Australia on Monday said a “sophisticated state actor” had hacked the country’s main political parties and parliament, just weeks before a closely fought election.
Prime Minister Scott Morrison told lawmakers security agencies looking at a hack of lawmakers “also became aware that the networks of some political parties; Liberal, Labor and Nationals have also been affected”.
“Our cyber experts believe that a sophisticated state actor is responsible for this malicious activity,” he said, without mentioning any specific country.
“Our security agencies have detected this activity and acted decisively to confront it. They are securing these systems and protecting users,” he said.
Earlier this month authorities reported a “security incident on the parliamentary computing network” forcing users — including the prime minister and the cabinet — to change passwords and take other security measures.
The Australian Signals Directorate confirmed it was working with the parliament in response to the attack, giving a strong indication that sophisticated actors were suspected from the start.
Speculation has focused on China, although there is no official finger pointing at Beijing and cyber experts frequently warn that attribution is time-consuming and difficult.

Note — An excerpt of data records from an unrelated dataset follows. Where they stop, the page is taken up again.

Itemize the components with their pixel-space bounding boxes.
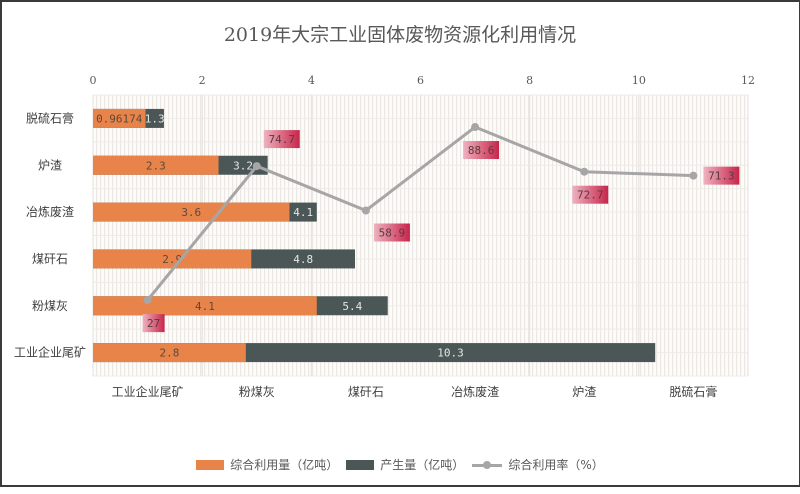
y-category-label: 粉煤灰: [32, 299, 68, 313]
bar-label-production: 3.2: [233, 159, 253, 172]
y-category-label: 冶炼废渣: [26, 204, 74, 219]
rate-point: [361, 206, 370, 215]
rate-point: [143, 296, 152, 305]
rate-label-box: [142, 314, 165, 333]
rate-point: [689, 171, 698, 180]
x-axis-ticks: 0 2 4 6 8 10 12: [90, 74, 756, 87]
legend-swatch-utilization: [196, 459, 225, 470]
x-tick-label: 6: [417, 74, 424, 87]
y-category-label: 脱硫石膏: [26, 110, 74, 125]
y-category-label: 煤矸石: [32, 252, 68, 266]
plot-area: [92, 94, 749, 377]
bar-label-utilization: 4.1: [195, 300, 215, 313]
bar-label-production: 4.8: [293, 253, 313, 266]
legend-line-marker-icon: [472, 460, 503, 470]
legend-label: 产生量（亿吨）: [380, 458, 465, 472]
rate-label-box: [463, 141, 500, 160]
bar-label-utilization: 2.3: [146, 159, 166, 172]
rate-line: 27 74.7 58.9 88.6 72.7 71.3: [142, 123, 740, 333]
line-x-category-label: 冶炼废渣: [451, 384, 499, 399]
bars: 0.96174 1.32.3 3.23.6 4.12.9 4.84.1 5.42.8 10.…: [93, 108, 656, 363]
bar-label-production: 5.4: [342, 300, 362, 313]
line-x-category-label: 工业企业尾矿: [112, 384, 184, 399]
legend-item-rate[interactable]: 综合利用率（%）: [472, 456, 604, 473]
line-x-category-label: 煤矸石: [348, 385, 384, 399]
bar-utilization: [93, 202, 290, 222]
rate-point: [471, 123, 480, 132]
x-tick-label: 2: [199, 74, 206, 87]
legend-label: 综合利用量（亿吨）: [230, 458, 339, 472]
rate-label: 27: [147, 317, 160, 330]
legend-item-production[interactable]: 产生量（亿吨）: [346, 456, 464, 473]
rate-label: 71.3: [708, 170, 735, 183]
bar-label-production: 4.1: [293, 206, 313, 219]
rate-label: 72.7: [577, 189, 604, 202]
x-tick-label: 8: [526, 74, 533, 87]
rate-label: 74.7: [269, 133, 296, 146]
rate-point: [580, 167, 589, 176]
chart-title: 2019年大宗工业固体废物资源化利用情况: [223, 24, 577, 46]
bar-label-utilization: 2.8: [159, 347, 179, 360]
rate-label: 88.6: [468, 144, 495, 157]
y-category-label: 工业企业尾矿: [14, 345, 86, 360]
bar-label-utilization: 0.96174: [96, 112, 143, 125]
y-category-label: 炉渣: [38, 158, 62, 172]
line-x-axis-categories: 工业企业尾矿 粉煤灰 煤矸石 冶炼废渣 炉渣 脱硫石膏: [112, 384, 718, 399]
rate-polyline: [146, 125, 694, 302]
x-tick-label: 0: [90, 74, 97, 87]
x-tick-label: 10: [632, 74, 646, 87]
legend-swatch-production: [346, 459, 375, 470]
legend-label: 综合利用率（%）: [508, 458, 604, 472]
legend-item-utilization[interactable]: 综合利用量（亿吨）: [196, 456, 338, 473]
rate-label-box: [373, 223, 410, 242]
x-tick-label: 12: [741, 74, 755, 87]
bar-label-production: 10.3: [437, 347, 464, 360]
line-x-category-label: 炉渣: [572, 385, 596, 399]
bar-utilization: [93, 343, 246, 363]
rate-label: 58.9: [379, 226, 406, 239]
bar-utilization: [93, 249, 252, 269]
bar-utilization: [93, 108, 146, 128]
bar-utilization: [93, 155, 219, 175]
rate-label-box: [703, 166, 740, 185]
rate-label-box: [263, 130, 300, 149]
rate-point: [252, 162, 261, 171]
line-x-category-label: 粉煤灰: [239, 385, 275, 399]
bar-label-production: 1.3: [145, 112, 165, 125]
bar-label-utilization: 3.6: [181, 206, 201, 219]
line-x-category-label: 脱硫石膏: [669, 384, 717, 399]
legend: 综合利用量（亿吨） 产生量（亿吨） 综合利用率（%）: [0, 456, 800, 473]
rate-label-box: [572, 185, 609, 204]
x-tick-label: 4: [308, 74, 315, 87]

Australians are expected to go to the polls in mid-May, raising the spectre that hackers could be trying to influence the outcome of the vote, or change the tenor of the debate.
Morrison said “there, is no evidence of any electoral interference”.
“We have put in place a number of measures to ensure the integrity of our electoral system.”
He added that the Australian Cyber Security Centre stood ready to help any party or electoral body in need of support.
“They have already briefed the Electoral Commissions and those responsible for cybersecurity for all states and territories.”